Publié le: 10 janvier 2019

Des groupes de parole constructifs

Des groupes de parole constructifs

Le premier cycle de groupes de parole invitant des personnes malentendantes ou sourdes à échanger, s’est achevé en décembre dernier. Réactions à chaud.

Depuis la rentrée 2018, Corinne Béran, psychothérapeute FSP, spécialisée en surdité, en collaboration avec forom écoute, a mis en place deux groupes de parole. Ceci dans le but d’offrir aux personnes sourdes, malentendantes depuis la naissance, l’enfance ou sur le tard, la possibilité de se rencontrer dans un cadre structuré, pour évoquer leurs épreuves du quotidien sans qu’au préavis, la psychologue ne choisisse de thématique.

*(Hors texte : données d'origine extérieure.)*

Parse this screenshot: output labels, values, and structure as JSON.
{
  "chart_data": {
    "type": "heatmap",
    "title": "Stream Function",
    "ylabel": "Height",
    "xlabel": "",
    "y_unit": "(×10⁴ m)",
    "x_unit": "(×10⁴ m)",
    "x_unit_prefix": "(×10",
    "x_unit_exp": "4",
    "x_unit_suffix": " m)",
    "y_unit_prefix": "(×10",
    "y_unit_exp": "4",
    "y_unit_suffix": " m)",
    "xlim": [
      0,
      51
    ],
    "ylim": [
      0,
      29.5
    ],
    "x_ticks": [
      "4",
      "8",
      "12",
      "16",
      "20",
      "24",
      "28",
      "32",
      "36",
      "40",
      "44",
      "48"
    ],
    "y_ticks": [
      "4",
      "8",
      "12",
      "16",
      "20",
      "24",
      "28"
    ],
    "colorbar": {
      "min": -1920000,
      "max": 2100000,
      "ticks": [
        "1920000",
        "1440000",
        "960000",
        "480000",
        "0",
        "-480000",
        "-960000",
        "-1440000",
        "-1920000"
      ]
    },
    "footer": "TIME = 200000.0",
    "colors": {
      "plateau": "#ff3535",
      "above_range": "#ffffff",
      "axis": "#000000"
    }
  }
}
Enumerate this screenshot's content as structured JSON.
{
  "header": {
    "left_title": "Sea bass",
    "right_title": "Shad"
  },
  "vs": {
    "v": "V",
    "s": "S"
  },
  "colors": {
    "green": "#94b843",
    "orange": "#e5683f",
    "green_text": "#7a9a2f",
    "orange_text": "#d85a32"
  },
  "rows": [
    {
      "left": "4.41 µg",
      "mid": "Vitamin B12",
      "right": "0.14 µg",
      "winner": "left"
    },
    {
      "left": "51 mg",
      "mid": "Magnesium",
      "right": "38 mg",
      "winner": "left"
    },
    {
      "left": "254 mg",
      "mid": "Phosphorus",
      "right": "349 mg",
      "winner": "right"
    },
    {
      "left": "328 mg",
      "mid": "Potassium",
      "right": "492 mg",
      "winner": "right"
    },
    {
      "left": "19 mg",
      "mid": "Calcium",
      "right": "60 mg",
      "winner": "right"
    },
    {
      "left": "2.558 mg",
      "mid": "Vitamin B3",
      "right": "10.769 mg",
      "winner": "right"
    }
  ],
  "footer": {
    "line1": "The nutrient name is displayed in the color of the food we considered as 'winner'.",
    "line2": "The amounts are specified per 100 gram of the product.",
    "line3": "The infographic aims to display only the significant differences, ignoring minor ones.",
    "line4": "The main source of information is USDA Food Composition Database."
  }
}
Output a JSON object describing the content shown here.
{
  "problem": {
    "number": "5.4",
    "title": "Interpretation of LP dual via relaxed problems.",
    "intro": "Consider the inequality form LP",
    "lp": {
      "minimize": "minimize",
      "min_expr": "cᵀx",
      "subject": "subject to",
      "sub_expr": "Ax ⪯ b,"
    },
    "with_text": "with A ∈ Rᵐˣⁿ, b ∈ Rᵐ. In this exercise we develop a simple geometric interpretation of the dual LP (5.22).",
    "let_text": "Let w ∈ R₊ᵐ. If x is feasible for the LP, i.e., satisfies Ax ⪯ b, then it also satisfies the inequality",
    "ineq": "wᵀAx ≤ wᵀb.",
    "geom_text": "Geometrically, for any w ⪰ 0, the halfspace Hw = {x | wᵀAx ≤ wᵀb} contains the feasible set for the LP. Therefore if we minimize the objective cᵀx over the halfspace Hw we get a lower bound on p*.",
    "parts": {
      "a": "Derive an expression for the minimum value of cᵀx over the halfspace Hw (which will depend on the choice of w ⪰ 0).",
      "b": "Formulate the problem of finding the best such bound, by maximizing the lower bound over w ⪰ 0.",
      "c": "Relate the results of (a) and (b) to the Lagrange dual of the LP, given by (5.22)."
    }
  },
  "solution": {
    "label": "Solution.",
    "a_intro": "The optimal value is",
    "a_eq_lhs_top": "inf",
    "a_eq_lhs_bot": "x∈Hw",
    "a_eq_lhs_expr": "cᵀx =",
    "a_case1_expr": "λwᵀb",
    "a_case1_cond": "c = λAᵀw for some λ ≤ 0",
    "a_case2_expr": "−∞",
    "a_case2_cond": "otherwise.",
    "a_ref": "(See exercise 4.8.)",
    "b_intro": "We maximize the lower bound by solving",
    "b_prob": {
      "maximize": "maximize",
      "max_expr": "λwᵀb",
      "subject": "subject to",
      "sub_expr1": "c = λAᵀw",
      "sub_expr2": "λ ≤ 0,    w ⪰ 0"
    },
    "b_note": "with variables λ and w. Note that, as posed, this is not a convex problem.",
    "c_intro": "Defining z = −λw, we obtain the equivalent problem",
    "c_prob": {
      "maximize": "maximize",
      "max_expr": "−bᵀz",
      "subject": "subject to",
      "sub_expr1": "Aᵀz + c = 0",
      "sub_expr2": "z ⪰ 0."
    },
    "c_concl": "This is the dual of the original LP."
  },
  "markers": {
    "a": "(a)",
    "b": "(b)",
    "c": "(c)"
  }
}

Cette démarche devrait permettre aux personnes subissant un handicap de profiter de l’expérience de chacun pour trouver leurs propres solutions. Plus encore, d’évoquer les fondements transmis par l’entourage durant l’enfance et l’importance d’acquérir des bases solides, de tisser des liens, de comparer aussi, et peut-être de dédramatiser chaque situation, obstacle ou jugement extérieur. C’est notamment dans le cadre professionnel dans lequel certains participants sont actifs, que le mal être réside. Premier bilan après sept séances bimensuelles.

Table ronde
Par le biais de forom écoute, chacun s’inscrit de son plein gré. Confortablement installé dans le cabinet de Corinne Béran, le groupe du mardi soir a aimablement joué au jeu des questions-réponses. Francine, Brijou, Yaaleni, Alfred et Vincent présents ce soir-là, racontent spontanément les tenants et les aboutissants de ces rencontres, durant lesquelles chacun laisse libre cours à ses paroles.

Francine, la cinquantaine, est malentendante depuis 20 ans, suite à une maladie évolutive et cherche à s’intégrer depuis un an environ dans un groupe comme celui-ci. Encouragée par ses amis, elle a fait le pas et trouve l’expérience positive. « Il est évident que nous, malentendants, devons nous adapter au monde extérieur. Ces rencontres me permettent de faire la part des choses et de moins me sentir coupable de mon handicap. J’apprends également à exprimer mes besoins plus facilement ».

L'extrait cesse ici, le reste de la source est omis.